Quote from Zach G on December 8, 2018, 10:58 pm

I came across this study that was published the day after your post. I have yet to read much beyond the abstract...

Early inhibition of endothelial retinoid uptake upon myocardial infarction restores cardiac function and prevents cell, tissue, and animal death

https://www.jmmc-online.com/article/S0022-2828(18)31193-3/fulltext

• Retinoids in the myocardial infraction zone have adverse effects on MI outcome
• Inhibition of cellular retinoid uptake reduces cell death under hypoxic conditions.
• Endothelial cell death enhances cardiomyocyte death under hypoxic conditions.
• 5′-Methoxyleoligin inhibits cellular retinoid uptake by binding to STRA6.
• 5′-Methoxyleoligin protects from hypoxia and ATRA-enhanced cell death in MI.

Abstract

Physiologically, following myocardial infarction (MI), retinoid levels elevate locally in the infarcted area. Whereas therapeutic systemic application of retinoids was shown to reduce the progression of ventricular dilatation and the onset of heart failure, the role of acute physiologically increased retinoids in the infarction zone is unknown to date. To reveal the role of local retinoids in the MI zone is the central aim of this study. Using human cell culture and co-culture models for hypoxia as well as various assays systems, lentivirus-based transgene expression, in silico molecular docking studies, and an MI model in rats, we analysed the impact of the retinoid all-trans retinoic acid (ATRA) on cell signalling, cell viability, tissue survival, heart function, and MI-induced death in rats. Based on our results, ATRA-mediated signalling does aggravate the MI phenotype (e.g. 2.5-fold increased mortality compared to control), whereas 5'-methoxyleoligin (5ML), a new agent which interferes with ATRA-signalling rescues the ATRA-dependent phenotype.
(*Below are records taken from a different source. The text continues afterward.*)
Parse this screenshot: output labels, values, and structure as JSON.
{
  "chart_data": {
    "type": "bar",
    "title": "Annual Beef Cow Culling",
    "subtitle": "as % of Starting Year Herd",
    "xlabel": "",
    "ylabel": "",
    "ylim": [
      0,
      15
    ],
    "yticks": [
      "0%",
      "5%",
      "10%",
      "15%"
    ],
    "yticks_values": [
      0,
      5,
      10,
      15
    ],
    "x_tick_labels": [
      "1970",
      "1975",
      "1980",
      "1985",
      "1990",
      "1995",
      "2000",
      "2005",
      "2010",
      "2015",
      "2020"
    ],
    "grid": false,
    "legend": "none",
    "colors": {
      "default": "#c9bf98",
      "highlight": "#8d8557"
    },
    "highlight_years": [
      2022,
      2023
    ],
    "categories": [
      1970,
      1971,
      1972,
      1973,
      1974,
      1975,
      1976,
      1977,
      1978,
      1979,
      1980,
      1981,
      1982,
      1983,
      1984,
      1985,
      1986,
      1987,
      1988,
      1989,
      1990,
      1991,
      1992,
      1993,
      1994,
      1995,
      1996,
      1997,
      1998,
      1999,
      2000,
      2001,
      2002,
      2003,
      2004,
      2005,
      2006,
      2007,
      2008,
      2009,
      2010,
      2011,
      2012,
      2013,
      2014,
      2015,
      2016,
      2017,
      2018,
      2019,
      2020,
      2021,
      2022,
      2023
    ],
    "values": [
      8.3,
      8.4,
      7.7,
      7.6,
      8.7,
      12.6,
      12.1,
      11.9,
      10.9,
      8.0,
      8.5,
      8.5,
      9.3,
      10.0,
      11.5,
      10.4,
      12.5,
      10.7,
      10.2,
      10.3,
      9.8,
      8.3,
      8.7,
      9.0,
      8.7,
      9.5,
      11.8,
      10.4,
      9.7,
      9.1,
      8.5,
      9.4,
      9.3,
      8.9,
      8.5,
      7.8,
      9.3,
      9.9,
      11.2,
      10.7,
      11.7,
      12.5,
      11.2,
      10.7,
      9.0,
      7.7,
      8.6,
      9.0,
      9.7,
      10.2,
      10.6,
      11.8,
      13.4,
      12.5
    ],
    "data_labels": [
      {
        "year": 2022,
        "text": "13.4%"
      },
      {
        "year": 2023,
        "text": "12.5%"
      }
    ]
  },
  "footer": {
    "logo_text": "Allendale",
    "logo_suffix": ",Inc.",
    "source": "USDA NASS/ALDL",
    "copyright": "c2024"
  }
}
On the molecular level, ATRA signalling causes induction of TXNIP, a potent inhibitor of the physiological antioxidant thioredoxin (TRX1) and sensitizes cells to necrotic cell death upon hypoxia. 5ML-mediated prevention of ATRA effects were shown to be based on the inhibition of cellular ATRA uptake by interference with the cholesterol (and retinol) binding motif of the transmembrane protein STRA6. 5ML-mediated inhibition of ATRA uptake led to a strong reduction of ATRA-dependent gene expression, reduced ROS formation, and protection from necrotic cell death. As 5ML exerted a cardioprotective effect, also independent of its inhibition of cellular ATRA uptake, the agent likely has another cardioprotective property, which may rely on the induction of TRX1 activity. In summary, this is the first study to show i) that local retinoids in the early MI zone may worsen disease outcome, ii) that inhibition of endothelial retinoid uptake using 5ML may constitute a novel treatment strategy, and iii) that targeting endothelial and myocardial retinoid uptake (e.g. via STRA6 inhibition) may constitute a novel treatment target in acute MI.
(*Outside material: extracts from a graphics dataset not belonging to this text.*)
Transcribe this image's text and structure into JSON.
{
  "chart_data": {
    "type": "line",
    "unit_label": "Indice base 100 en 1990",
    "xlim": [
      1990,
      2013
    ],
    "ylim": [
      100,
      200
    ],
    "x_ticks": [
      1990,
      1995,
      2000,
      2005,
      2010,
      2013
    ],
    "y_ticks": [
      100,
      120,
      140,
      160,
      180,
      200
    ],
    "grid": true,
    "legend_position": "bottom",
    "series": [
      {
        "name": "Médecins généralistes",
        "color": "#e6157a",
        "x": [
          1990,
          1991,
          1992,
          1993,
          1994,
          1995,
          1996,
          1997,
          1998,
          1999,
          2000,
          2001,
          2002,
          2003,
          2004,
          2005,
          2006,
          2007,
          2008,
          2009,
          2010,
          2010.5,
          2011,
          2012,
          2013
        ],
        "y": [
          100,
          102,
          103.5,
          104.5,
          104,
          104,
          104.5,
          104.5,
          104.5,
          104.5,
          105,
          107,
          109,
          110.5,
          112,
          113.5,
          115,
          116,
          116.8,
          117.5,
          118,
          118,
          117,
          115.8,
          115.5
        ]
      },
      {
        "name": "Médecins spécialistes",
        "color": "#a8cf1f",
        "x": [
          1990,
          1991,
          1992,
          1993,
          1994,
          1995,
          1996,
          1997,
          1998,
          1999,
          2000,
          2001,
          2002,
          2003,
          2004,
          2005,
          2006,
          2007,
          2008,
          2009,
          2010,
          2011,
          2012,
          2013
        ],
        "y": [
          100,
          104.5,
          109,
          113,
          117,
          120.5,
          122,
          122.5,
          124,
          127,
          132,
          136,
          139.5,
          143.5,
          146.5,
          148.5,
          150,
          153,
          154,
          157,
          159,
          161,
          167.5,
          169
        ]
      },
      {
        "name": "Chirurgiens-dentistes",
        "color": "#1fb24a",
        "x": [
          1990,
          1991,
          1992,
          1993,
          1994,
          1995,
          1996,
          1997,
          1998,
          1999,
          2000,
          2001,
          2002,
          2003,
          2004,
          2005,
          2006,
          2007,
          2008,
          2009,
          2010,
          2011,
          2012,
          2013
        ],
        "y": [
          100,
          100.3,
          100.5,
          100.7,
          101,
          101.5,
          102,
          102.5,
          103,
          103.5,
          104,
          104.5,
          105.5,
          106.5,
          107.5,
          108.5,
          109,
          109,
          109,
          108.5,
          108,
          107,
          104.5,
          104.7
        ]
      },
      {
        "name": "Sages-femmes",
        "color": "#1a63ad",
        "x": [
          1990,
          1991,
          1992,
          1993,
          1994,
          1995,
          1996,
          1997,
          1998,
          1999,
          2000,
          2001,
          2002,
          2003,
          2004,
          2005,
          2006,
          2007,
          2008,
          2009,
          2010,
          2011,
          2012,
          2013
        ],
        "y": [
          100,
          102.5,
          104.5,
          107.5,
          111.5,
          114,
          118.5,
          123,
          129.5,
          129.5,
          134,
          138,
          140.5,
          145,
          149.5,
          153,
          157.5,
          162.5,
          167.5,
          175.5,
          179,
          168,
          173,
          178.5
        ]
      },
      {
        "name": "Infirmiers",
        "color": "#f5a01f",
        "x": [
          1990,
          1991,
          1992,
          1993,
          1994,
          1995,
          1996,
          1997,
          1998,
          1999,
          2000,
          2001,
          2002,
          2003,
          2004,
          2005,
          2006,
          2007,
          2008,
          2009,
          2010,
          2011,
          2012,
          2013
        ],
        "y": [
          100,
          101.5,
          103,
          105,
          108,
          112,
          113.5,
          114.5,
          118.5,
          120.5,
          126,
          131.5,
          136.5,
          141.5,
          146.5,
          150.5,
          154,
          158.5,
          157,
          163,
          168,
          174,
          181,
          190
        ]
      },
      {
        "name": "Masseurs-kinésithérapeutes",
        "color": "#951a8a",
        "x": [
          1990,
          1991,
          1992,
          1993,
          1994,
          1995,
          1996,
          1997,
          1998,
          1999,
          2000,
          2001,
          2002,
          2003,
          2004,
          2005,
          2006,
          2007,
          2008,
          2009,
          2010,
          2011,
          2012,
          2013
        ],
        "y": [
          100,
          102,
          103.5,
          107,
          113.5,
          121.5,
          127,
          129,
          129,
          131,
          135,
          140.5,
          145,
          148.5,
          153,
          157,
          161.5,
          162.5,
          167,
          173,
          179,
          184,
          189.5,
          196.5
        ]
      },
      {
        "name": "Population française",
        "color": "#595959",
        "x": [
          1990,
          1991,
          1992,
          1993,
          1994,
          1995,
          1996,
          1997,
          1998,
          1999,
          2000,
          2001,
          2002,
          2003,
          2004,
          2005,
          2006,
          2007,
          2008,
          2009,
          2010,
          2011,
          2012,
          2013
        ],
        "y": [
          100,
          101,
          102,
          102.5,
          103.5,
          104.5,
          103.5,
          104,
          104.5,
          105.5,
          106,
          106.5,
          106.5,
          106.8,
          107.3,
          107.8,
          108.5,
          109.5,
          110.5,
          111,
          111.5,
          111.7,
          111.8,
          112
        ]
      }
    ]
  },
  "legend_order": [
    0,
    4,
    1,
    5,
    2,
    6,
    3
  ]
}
Quote from Zach G on December 8, 2018, 11:43 pm

Another interesting study:

Cardiac Remodeling Induced by All-Trans Retinoic Acid is Detrimental in Normal Rats.
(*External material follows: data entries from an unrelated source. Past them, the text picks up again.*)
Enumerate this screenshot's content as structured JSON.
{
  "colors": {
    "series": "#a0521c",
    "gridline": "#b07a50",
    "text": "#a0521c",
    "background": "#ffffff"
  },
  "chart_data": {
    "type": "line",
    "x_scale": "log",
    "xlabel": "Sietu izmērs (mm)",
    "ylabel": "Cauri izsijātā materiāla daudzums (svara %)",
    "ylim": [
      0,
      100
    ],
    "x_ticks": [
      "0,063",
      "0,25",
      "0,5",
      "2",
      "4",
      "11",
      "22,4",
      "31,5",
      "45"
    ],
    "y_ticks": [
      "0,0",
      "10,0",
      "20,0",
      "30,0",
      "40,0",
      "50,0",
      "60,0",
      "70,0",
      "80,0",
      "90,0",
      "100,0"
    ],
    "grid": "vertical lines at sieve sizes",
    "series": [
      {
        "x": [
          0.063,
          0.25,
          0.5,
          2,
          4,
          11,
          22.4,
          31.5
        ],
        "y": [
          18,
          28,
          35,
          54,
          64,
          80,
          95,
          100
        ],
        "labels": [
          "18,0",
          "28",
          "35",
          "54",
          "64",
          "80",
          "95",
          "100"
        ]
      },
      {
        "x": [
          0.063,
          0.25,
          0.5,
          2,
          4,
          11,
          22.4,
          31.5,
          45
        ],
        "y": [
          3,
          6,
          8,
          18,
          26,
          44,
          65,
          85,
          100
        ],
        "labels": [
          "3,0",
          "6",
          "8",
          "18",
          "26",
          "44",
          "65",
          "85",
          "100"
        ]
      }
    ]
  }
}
...RA induces cardiac hypertrophy in a dose-dependent manner. The non-participation of the PI3K/Akt pathway, associated with the participation of the JNK pathway, oxidative stress, and changes in energy metabolism, suggests that cardiac remodeling induced by RA supplementation is deleterious.

Quote from Doublecapricorn on December 9, 2018, 7:26 am

Very interesting! Thanks for the posts!